Illinois Solicitor General Michael A. Scodro argued that Levin was attempting to “frustrate” the statutory regime created by Congress when it passed the ADEA, “or bypass it entirely using the more general remedies of §1983.”

But the justices addressed the potential jurisdictional hurdle first.

Justice Samuel Alito Jr. pointed out that amicus briefs “argue that the 7th Circuit should not have considered the question of whether there was a cause of action under §1983.”

Scodro argued that the justices had jurisdiction based on the power to hear direct appeals of constitutional questions. He also stressed that the qualified immunity issue was necessarily based on the determination of whether a §1983 cause of action exists.

“It would seem sensible as a matter of first principles to consider whether or not there is such a cause of action at all [rather] than waiting until final judgment,” Scodro said.

Justice Elena Kagan homed in on another potential hurdle.

“Mr.
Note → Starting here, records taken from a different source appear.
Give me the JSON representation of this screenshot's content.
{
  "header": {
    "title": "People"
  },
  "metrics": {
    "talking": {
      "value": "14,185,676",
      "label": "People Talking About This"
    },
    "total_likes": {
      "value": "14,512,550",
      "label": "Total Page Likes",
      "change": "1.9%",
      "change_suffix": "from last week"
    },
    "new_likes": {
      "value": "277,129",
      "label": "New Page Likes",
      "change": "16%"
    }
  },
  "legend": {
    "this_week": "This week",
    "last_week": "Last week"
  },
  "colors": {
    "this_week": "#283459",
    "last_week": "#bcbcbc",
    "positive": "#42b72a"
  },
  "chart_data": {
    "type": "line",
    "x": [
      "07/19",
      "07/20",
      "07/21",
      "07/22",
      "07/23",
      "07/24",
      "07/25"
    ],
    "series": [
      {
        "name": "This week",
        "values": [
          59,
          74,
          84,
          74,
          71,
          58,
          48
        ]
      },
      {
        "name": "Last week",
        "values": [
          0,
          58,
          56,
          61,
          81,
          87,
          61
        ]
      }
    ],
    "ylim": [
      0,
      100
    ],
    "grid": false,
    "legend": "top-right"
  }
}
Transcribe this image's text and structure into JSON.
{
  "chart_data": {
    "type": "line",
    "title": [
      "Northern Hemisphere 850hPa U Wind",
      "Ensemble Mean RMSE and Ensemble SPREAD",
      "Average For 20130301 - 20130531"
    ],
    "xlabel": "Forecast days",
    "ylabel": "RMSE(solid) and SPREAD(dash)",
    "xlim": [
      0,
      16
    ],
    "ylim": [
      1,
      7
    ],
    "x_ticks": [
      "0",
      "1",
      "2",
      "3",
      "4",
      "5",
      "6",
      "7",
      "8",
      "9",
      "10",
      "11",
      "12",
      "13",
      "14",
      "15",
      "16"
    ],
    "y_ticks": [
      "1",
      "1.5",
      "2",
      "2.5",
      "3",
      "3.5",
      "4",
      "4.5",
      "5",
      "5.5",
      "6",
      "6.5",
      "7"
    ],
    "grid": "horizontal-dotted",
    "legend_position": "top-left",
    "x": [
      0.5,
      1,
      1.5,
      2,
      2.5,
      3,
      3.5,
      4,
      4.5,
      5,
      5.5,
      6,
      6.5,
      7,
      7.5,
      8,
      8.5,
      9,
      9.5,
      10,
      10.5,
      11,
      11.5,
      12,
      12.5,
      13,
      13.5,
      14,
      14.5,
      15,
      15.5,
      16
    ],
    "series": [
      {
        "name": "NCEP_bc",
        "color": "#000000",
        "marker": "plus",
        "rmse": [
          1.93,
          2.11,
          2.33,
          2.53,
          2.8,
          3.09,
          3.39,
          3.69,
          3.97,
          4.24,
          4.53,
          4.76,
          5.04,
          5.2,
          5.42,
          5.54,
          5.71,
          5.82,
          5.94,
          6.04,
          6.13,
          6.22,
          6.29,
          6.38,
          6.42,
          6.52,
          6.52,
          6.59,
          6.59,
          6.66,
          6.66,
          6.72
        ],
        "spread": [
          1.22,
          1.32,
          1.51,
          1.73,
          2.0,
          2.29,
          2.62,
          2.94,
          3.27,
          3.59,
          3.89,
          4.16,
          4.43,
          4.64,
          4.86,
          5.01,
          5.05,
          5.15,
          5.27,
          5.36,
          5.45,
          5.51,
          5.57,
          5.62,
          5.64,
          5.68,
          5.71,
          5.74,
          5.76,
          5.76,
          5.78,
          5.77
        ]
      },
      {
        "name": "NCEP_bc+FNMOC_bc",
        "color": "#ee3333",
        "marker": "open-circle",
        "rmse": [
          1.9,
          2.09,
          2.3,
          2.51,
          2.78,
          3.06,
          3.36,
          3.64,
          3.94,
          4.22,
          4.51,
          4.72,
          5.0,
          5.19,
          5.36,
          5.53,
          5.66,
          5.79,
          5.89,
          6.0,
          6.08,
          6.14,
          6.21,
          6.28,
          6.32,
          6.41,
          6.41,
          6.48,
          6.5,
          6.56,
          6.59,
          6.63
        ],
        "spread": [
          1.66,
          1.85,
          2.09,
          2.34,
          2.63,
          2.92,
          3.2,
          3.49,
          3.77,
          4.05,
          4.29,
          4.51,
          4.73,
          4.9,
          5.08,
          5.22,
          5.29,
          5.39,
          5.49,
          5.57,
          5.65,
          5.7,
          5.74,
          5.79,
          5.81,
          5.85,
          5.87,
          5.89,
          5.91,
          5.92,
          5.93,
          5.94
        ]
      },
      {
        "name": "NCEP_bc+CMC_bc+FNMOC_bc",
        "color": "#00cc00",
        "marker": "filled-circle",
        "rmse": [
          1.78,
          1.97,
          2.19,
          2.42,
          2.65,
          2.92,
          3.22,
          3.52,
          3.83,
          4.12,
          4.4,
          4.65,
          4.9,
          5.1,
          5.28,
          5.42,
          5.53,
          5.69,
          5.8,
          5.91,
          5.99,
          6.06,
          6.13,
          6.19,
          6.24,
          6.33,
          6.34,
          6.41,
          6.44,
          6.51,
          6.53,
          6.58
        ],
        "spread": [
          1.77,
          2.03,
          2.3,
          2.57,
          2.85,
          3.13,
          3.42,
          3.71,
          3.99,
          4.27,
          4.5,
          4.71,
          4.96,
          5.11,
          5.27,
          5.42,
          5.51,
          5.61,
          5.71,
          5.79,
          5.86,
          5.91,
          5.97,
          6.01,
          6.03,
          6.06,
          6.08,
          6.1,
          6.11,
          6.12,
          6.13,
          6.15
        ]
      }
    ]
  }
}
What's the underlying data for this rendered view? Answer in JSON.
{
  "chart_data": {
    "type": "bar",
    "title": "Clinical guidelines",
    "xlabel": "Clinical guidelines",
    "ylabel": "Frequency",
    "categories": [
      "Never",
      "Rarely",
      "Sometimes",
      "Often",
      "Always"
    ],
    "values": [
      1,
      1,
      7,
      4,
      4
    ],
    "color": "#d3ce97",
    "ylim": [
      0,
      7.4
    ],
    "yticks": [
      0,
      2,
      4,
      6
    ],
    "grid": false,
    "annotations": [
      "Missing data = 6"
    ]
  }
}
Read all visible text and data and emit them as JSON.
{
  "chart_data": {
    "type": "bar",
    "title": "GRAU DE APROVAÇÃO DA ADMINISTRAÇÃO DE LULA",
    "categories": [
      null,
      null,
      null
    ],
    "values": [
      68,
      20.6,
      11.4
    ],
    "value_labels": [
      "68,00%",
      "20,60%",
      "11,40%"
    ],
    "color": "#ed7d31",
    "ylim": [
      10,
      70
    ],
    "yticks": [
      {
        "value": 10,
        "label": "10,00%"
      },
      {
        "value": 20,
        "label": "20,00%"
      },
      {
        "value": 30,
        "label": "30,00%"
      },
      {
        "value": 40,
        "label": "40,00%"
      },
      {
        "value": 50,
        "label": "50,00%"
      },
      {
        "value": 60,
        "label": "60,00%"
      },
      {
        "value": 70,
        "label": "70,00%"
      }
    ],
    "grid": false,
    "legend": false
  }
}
Levin is covered not by the ADEA, but by a separate statute,” the Government Employee Rights Act of 1991, Kagan said. (The GERA was passed to cover some government employees who were not covered by the ADEA.) “There’s a separate question whether the GERA would displace constitutional relief, which apparently has never been argued to anybody in this case.”

When Edward R. Theobald, a Chicago-based solo practitioner, argued on behalf of Levin, Justice Anthony M. Kennedy returned to the preliminary issues that stood in the way of the merits in the case.

“Would there be any unfairness to the parties if this case were remanded [to the 7th Circuit] with instructions for it in turn to remand to the district court to see whether or not the GERA issue has been properly presented or waived?” Kennedy asked.

“It would be very unfair to us,” Theobald replied. “We were scheduled to go to trial in May before the Court granted … cert. The case has been pending almost six years. And this issue in GERA was raised [by the state] only this year. It wasn’t raised for six years.”

During Scodro’s rebuttal argument, Justice Antonin Scalia expressed exasperation at not being able to reach the merits of the case.

“When the case is before us, counsel suddenly finds all sorts of reasons why we shouldn’t have taken it in the first place,” Scalia said. “You should have told us that before we took it.”

The case is Madigan, et al. v. Levin, No. 12A455. If the justices reach a decision, it is expected later this term.